Pelosi, the first U.S. speaker to visit the island in more than 25 years, set off more than a week of debate over whether the visit was a good idea after news of it leaked. In Taipei she remained calm but defiant.

“Today the world faces a choice between democracy and autocracy,” she said in a short speech during a meeting with Taiwanese President Tsai Ing-wen. “America’s determination to preserve democracy, here in Taiwan and around the world, remains ironclad.”

China, which claims Taiwan as its territory and opposes any engagement by Taiwanese officials with foreign governments, announced multiple military exercises around the island, parts of which will enter Taiwanese waters, and issued a series of harsh statements after the delegation touched down Tuesday night in the Taiwanese capital, Taipei.

Taiwan decried the planned actions, saying they violated the island's sovereignty.

“Such an act equals to sealing off Taiwan by air and sea, such an act covers our country’s territory and territorial waters, and severely violates our country’s territorial sovereignty,” Capt. Jian-chang Yu said at a briefing by the National Defense Ministry.

The Chinese military exercises, including live fire, are to start Thursday and be the largest aimed at Taiwan since 1995, when China fired missiles in a large-scale exercise to show its displeasure at a visit by then-Taiwanese President Lee Teng-hui to the U.S.

Taiwanese President Tsai responded firmly Wednesday to Beijing’s military intimidation.

“Facing deliberately heightened military threats, Taiwan will not back down,” Tsai said at her meeting with Pelosi. “We will firmly uphold our nation’s sovereignty and continue to hold the line of defense for democracy.”

China's official Xinhua News Agency announced the military actions Tuesday night, along with a map outlining six different areas around Taiwan. Arthur Zhin-Sheng Wang, a defense studies expert at Taiwan’s Central Police University, said three of the areas infringe on Taiwanese waters, meaning they are within 12 nautical miles of shore.

Using live fire in a country's territorial airspace or waters is risky, said Wang, adding that "according to international rules of engagement, this can possibly be seen as an act of war."

Pelosi's trip has heightened U.S.-China tensions more than visits by other members of Congress because of her high-level position as leader of the House of Representatives. She is the first speaker of the House to visit Taiwan in 25 years, since Newt Gingrich in 1997. However, other members of Congress have visited Taiwan in the past year.

Tsai, thanking Pelosi for her decades of support for Taiwan, presented the speaker with a civilian honor, the Order of the Propitious Clouds.

China's response has been loud and has come on multiple fronts: diplomatic, economic, and military.

Shortly after Pelosi landed Tuesday night, China announced live-fire drills that reportedly started that night, as well as the four-day exercises starting Thursday.

The People's Liberation Army Air Force also flew a contingent of 21 warplanes Tuesday night, including fighter jets, toward Taiwan.

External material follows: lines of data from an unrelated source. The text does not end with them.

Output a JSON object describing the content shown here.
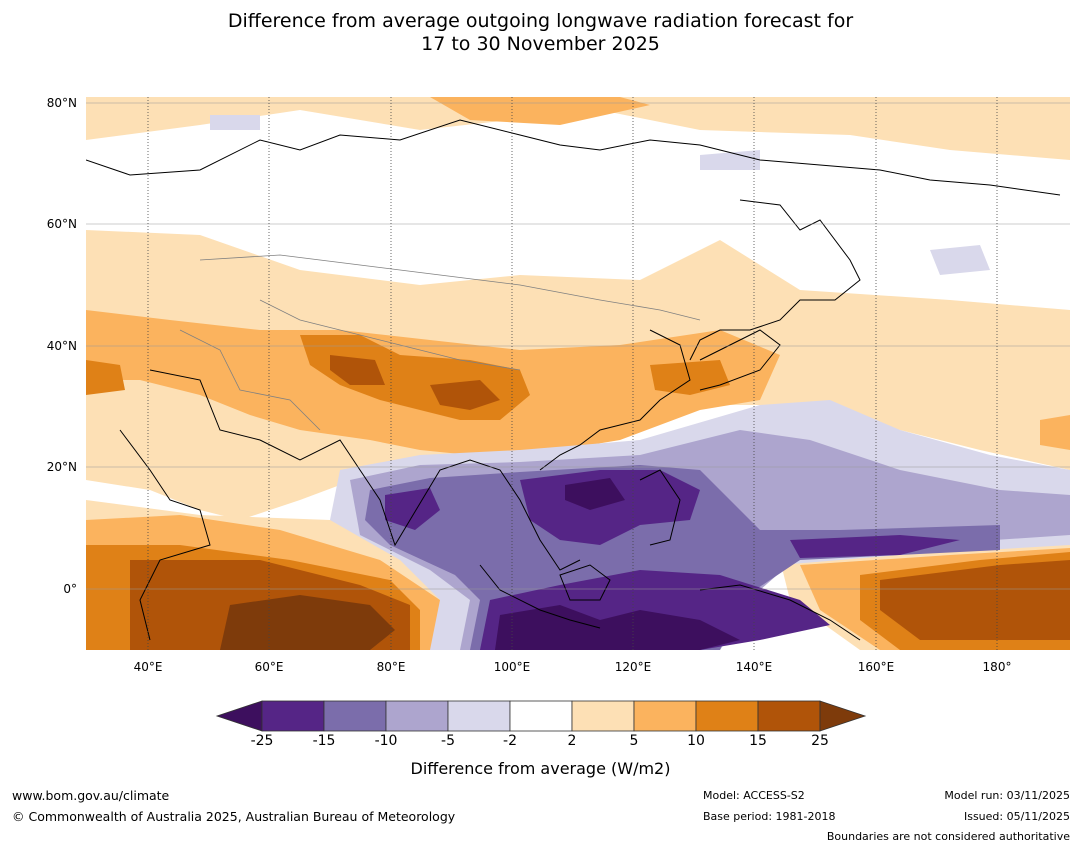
{
  "title": {
    "line1": "Difference from average outgoing longwave radiation forecast for",
    "line2": "17 to 30 November 2025"
  },
  "axes": {
    "lat_labels": [
      "80°N",
      "60°N",
      "40°N",
      "20°N",
      "0°"
    ],
    "lon_labels": [
      "40°E",
      "60°E",
      "80°E",
      "100°E",
      "120°E",
      "140°E",
      "160°E",
      "180°"
    ]
  },
  "colorbar": {
    "ticks": [
      "-25",
      "-15",
      "-10",
      "-5",
      "-2",
      "2",
      "5",
      "10",
      "15",
      "25"
    ],
    "colors": [
      "#3d0f5e",
      "#552586",
      "#7b6dab",
      "#ada5ce",
      "#d9d8eb",
      "#ffffff",
      "#fde0b5",
      "#fbb35e",
      "#df8117",
      "#b05409",
      "#7e3b0b"
    ],
    "label": "Difference from average (W/m2)"
  },
  "footer": {
    "url": "www.bom.gov.au/climate",
    "copyright": "© Commonwealth of Australia 2025, Australian Bureau of Meteorology",
    "model": "Model: ACCESS-S2",
    "base_period": "Base period: 1981-2018",
    "model_run": "Model run: 03/11/2025",
    "issued": "Issued: 05/11/2025",
    "boundaries": "Boundaries are not considered authoritative"
  }
}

Chinese Vice Foreign Minister Xie Feng also summoned the U.S. ambassador in Beijing, Nicholas Burns, to convey the country's protests the same night.

On Wednesday, China also banned some imports from Taiwan, including citrus fruit and fish.

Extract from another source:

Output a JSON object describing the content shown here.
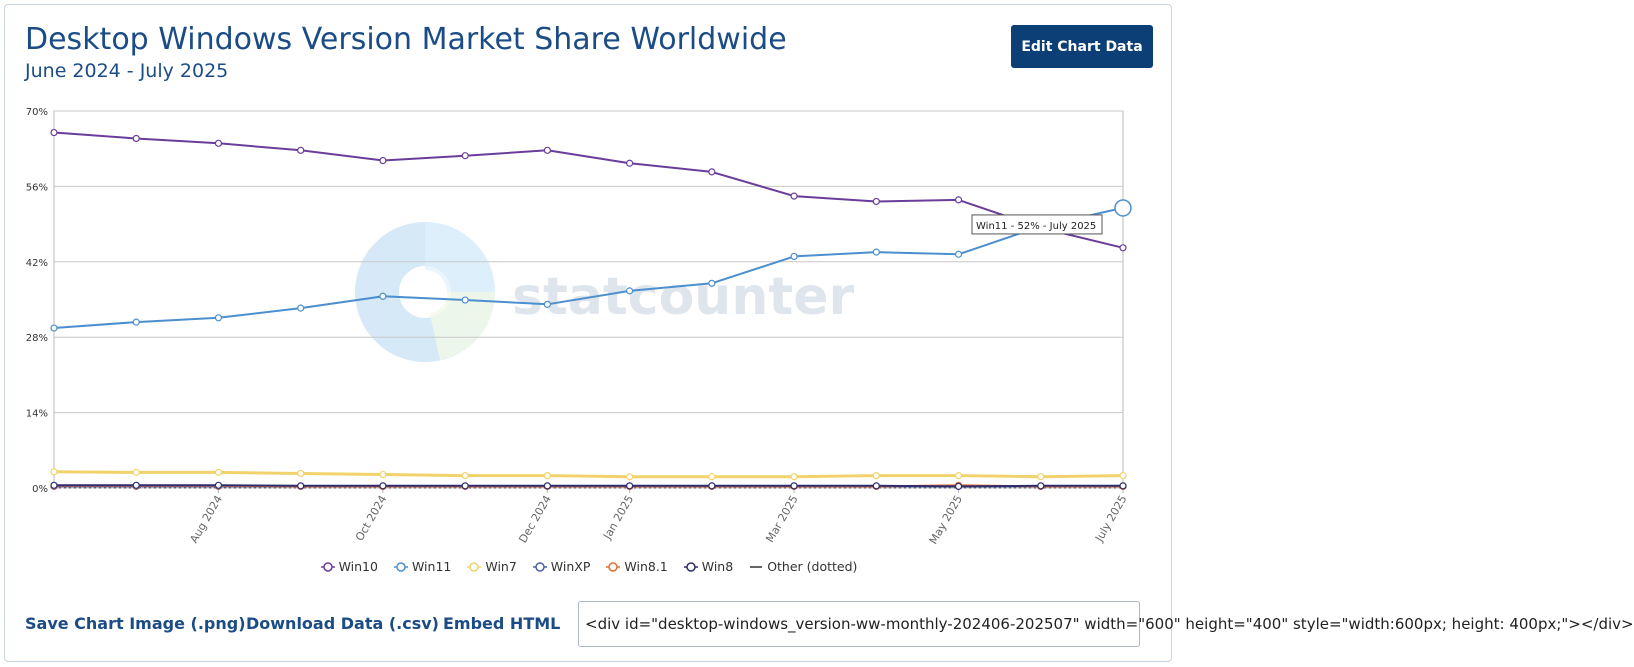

Pelosi addressed Beijing’s threats Wednesday morning, saying she hopes it’s clear that while China has prevented Taiwan from attending certain international meetings, "that they understand they will not stand in the way of people coming to Taiwan as a show of friendship and of support.”

She noted that support for Taiwan is bipartisan in Congress and praised the island’s democracy. She stopped short of saying that the U.S would defend Taiwan militarily, emphasizing that Congress is “committed to the security of Taiwan, in order to have Taiwan be able to most effectively defend themselves.”

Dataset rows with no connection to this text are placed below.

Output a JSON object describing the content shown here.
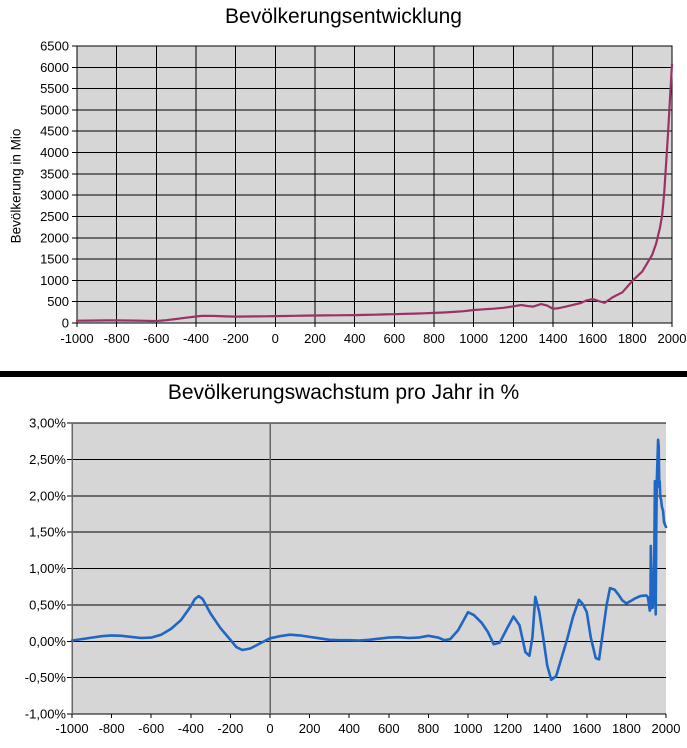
{
  "page": {
    "background": "#ffffff",
    "divider_color": "#000000"
  },
  "chart_data": [
    {
      "type": "line",
      "title": "Bevölkerungsentwicklung",
      "ylabel": "Bevölkerung in Mio",
      "xlabel": "",
      "xlim": [
        -1000,
        2000
      ],
      "ylim": [
        0,
        6500
      ],
      "grid": "both",
      "legend": "none",
      "plot_bg": "#d6d6d6",
      "grid_color": "#000000",
      "axis_color": "#000000",
      "vertical_grid": true,
      "zero_x_line": false,
      "y_ticks": [
        [
          0,
          "0"
        ],
        [
          500,
          "500"
        ],
        [
          1000,
          "1000"
        ],
        [
          1500,
          "1500"
        ],
        [
          2000,
          "2000"
        ],
        [
          2500,
          "2500"
        ],
        [
          3000,
          "3000"
        ],
        [
          3500,
          "3500"
        ],
        [
          4000,
          "4000"
        ],
        [
          4500,
          "4500"
        ],
        [
          5000,
          "5000"
        ],
        [
          5500,
          "5500"
        ],
        [
          6000,
          "6000"
        ],
        [
          6500,
          "6500"
        ]
      ],
      "x_ticks": [
        [
          -1000,
          "-1000"
        ],
        [
          -800,
          "-800"
        ],
        [
          -600,
          "-600"
        ],
        [
          -400,
          "-400"
        ],
        [
          -200,
          "-200"
        ],
        [
          0,
          "0"
        ],
        [
          200,
          "200"
        ],
        [
          400,
          "400"
        ],
        [
          600,
          "600"
        ],
        [
          800,
          "800"
        ],
        [
          1000,
          "1000"
        ],
        [
          1200,
          "1200"
        ],
        [
          1400,
          "1400"
        ],
        [
          1600,
          "1600"
        ],
        [
          1800,
          "1800"
        ],
        [
          2000,
          "2000"
        ]
      ],
      "series": [
        {
          "color": "#993366",
          "points": [
            [
              -1000,
              55
            ],
            [
              -950,
              57
            ],
            [
              -900,
              59
            ],
            [
              -850,
              61
            ],
            [
              -800,
              61
            ],
            [
              -750,
              59
            ],
            [
              -700,
              56
            ],
            [
              -650,
              51
            ],
            [
              -620,
              47
            ],
            [
              -590,
              50
            ],
            [
              -550,
              65
            ],
            [
              -500,
              95
            ],
            [
              -450,
              125
            ],
            [
              -400,
              152
            ],
            [
              -370,
              166
            ],
            [
              -340,
              170
            ],
            [
              -300,
              164
            ],
            [
              -250,
              156
            ],
            [
              -200,
              150
            ],
            [
              -150,
              152
            ],
            [
              -100,
              155
            ],
            [
              -50,
              158
            ],
            [
              0,
              161
            ],
            [
              50,
              165
            ],
            [
              100,
              170
            ],
            [
              150,
              173
            ],
            [
              200,
              176
            ],
            [
              250,
              178
            ],
            [
              300,
              180
            ],
            [
              350,
              182
            ],
            [
              400,
              185
            ],
            [
              450,
              189
            ],
            [
              500,
              195
            ],
            [
              550,
              201
            ],
            [
              600,
              207
            ],
            [
              650,
              213
            ],
            [
              700,
              220
            ],
            [
              750,
              228
            ],
            [
              800,
              237
            ],
            [
              850,
              247
            ],
            [
              900,
              260
            ],
            [
              950,
              278
            ],
            [
              1000,
              305
            ],
            [
              1050,
              322
            ],
            [
              1100,
              336
            ],
            [
              1150,
              356
            ],
            [
              1200,
              393
            ],
            [
              1240,
              423
            ],
            [
              1270,
              400
            ],
            [
              1300,
              385
            ],
            [
              1340,
              443
            ],
            [
              1370,
              410
            ],
            [
              1400,
              333
            ],
            [
              1430,
              350
            ],
            [
              1460,
              380
            ],
            [
              1500,
              425
            ],
            [
              1540,
              470
            ],
            [
              1570,
              530
            ],
            [
              1600,
              560
            ],
            [
              1630,
              515
            ],
            [
              1660,
              475
            ],
            [
              1700,
              600
            ],
            [
              1750,
              720
            ],
            [
              1800,
              985
            ],
            [
              1850,
              1210
            ],
            [
              1900,
              1600
            ],
            [
              1920,
              1860
            ],
            [
              1940,
              2250
            ],
            [
              1950,
              2520
            ],
            [
              1960,
              3020
            ],
            [
              1970,
              3700
            ],
            [
              1980,
              4440
            ],
            [
              1990,
              5270
            ],
            [
              2000,
              6070
            ]
          ]
        }
      ]
    },
    {
      "type": "line",
      "title": "Bevölkerungswachstum pro Jahr in %",
      "ylabel": "",
      "xlabel": "",
      "xlim": [
        -1000,
        2000
      ],
      "ylim": [
        -1,
        3
      ],
      "grid": "horizontal",
      "legend": "none",
      "plot_bg": "#d6d6d6",
      "grid_color": "#000000",
      "axis_color": "#666666",
      "vertical_grid": false,
      "zero_x_line": true,
      "y_ticks": [
        [
          3,
          "3,00%"
        ],
        [
          2.5,
          "2,50%"
        ],
        [
          2,
          "2,00%"
        ],
        [
          1.5,
          "1,50%"
        ],
        [
          1,
          "1,00%"
        ],
        [
          0.5,
          "0,50%"
        ],
        [
          0,
          "0,00%"
        ],
        [
          -0.5,
          "-0,50%"
        ],
        [
          -1,
          "-1,00%"
        ]
      ],
      "x_ticks": [
        [
          -1000,
          "-1000"
        ],
        [
          -800,
          "-800"
        ],
        [
          -600,
          "-600"
        ],
        [
          -400,
          "-400"
        ],
        [
          -200,
          "-200"
        ],
        [
          0,
          "0"
        ],
        [
          200,
          "200"
        ],
        [
          400,
          "400"
        ],
        [
          600,
          "600"
        ],
        [
          800,
          "800"
        ],
        [
          1000,
          "1000"
        ],
        [
          1200,
          "1200"
        ],
        [
          1400,
          "1400"
        ],
        [
          1600,
          "1600"
        ],
        [
          1800,
          "1800"
        ],
        [
          2000,
          "2000"
        ]
      ],
      "series": [
        {
          "color": "#2066c4",
          "points": [
            [
              -1000,
              0.01
            ],
            [
              -950,
              0.03
            ],
            [
              -900,
              0.05
            ],
            [
              -850,
              0.07
            ],
            [
              -800,
              0.08
            ],
            [
              -750,
              0.075
            ],
            [
              -700,
              0.06
            ],
            [
              -650,
              0.045
            ],
            [
              -600,
              0.05
            ],
            [
              -550,
              0.09
            ],
            [
              -500,
              0.17
            ],
            [
              -450,
              0.29
            ],
            [
              -400,
              0.48
            ],
            [
              -380,
              0.58
            ],
            [
              -360,
              0.62
            ],
            [
              -340,
              0.58
            ],
            [
              -300,
              0.38
            ],
            [
              -250,
              0.18
            ],
            [
              -200,
              0.02
            ],
            [
              -170,
              -0.08
            ],
            [
              -140,
              -0.12
            ],
            [
              -100,
              -0.1
            ],
            [
              -50,
              -0.03
            ],
            [
              0,
              0.04
            ],
            [
              50,
              0.07
            ],
            [
              100,
              0.09
            ],
            [
              150,
              0.08
            ],
            [
              200,
              0.06
            ],
            [
              250,
              0.04
            ],
            [
              300,
              0.02
            ],
            [
              350,
              0.015
            ],
            [
              400,
              0.015
            ],
            [
              450,
              0.01
            ],
            [
              500,
              0.02
            ],
            [
              550,
              0.035
            ],
            [
              600,
              0.05
            ],
            [
              650,
              0.055
            ],
            [
              700,
              0.045
            ],
            [
              750,
              0.05
            ],
            [
              800,
              0.075
            ],
            [
              850,
              0.05
            ],
            [
              880,
              0.015
            ],
            [
              910,
              0.03
            ],
            [
              950,
              0.15
            ],
            [
              1000,
              0.4
            ],
            [
              1030,
              0.36
            ],
            [
              1070,
              0.25
            ],
            [
              1100,
              0.13
            ],
            [
              1130,
              -0.04
            ],
            [
              1160,
              -0.02
            ],
            [
              1200,
              0.19
            ],
            [
              1230,
              0.34
            ],
            [
              1260,
              0.22
            ],
            [
              1290,
              -0.15
            ],
            [
              1310,
              -0.2
            ],
            [
              1325,
              0.05
            ],
            [
              1340,
              0.61
            ],
            [
              1360,
              0.4
            ],
            [
              1380,
              0.05
            ],
            [
              1400,
              -0.33
            ],
            [
              1420,
              -0.53
            ],
            [
              1445,
              -0.48
            ],
            [
              1470,
              -0.25
            ],
            [
              1500,
              0.02
            ],
            [
              1530,
              0.33
            ],
            [
              1560,
              0.57
            ],
            [
              1580,
              0.51
            ],
            [
              1600,
              0.4
            ],
            [
              1620,
              0.05
            ],
            [
              1645,
              -0.23
            ],
            [
              1662,
              -0.25
            ],
            [
              1680,
              0.1
            ],
            [
              1700,
              0.5
            ],
            [
              1717,
              0.73
            ],
            [
              1740,
              0.71
            ],
            [
              1760,
              0.64
            ],
            [
              1780,
              0.56
            ],
            [
              1800,
              0.52
            ],
            [
              1820,
              0.55
            ],
            [
              1845,
              0.59
            ],
            [
              1870,
              0.62
            ],
            [
              1900,
              0.63
            ],
            [
              1908,
              0.61
            ],
            [
              1914,
              0.5
            ],
            [
              1918,
              0.42
            ],
            [
              1921,
              0.44
            ],
            [
              1923,
              1.31
            ],
            [
              1926,
              0.95
            ],
            [
              1930,
              0.75
            ],
            [
              1933,
              0.46
            ],
            [
              1937,
              0.6
            ],
            [
              1941,
              1.2
            ],
            [
              1944,
              2.2
            ],
            [
              1946,
              0.8
            ],
            [
              1948,
              0.37
            ],
            [
              1951,
              1.6
            ],
            [
              1954,
              2.25
            ],
            [
              1957,
              2.5
            ],
            [
              1960,
              2.77
            ],
            [
              1963,
              2.68
            ],
            [
              1966,
              2.12
            ],
            [
              1968,
              2.2
            ],
            [
              1971,
              1.98
            ],
            [
              1975,
              1.95
            ],
            [
              1980,
              1.84
            ],
            [
              1985,
              1.8
            ],
            [
              1990,
              1.64
            ],
            [
              1995,
              1.6
            ],
            [
              2000,
              1.57
            ]
          ]
        }
      ]
    }
  ]
}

The administration of U.S. President Joe Biden has sought to tone down the volume on the visit, insisting there’s no change in America’s longstanding “one-China policy,” which recognizes Beijing but allows informal relations and defense ties with Taipei.

Pelosi departed Wednesday evening for South Korea, the next stop on an Asia tour that also included Singapore, Malaysia, and Japan.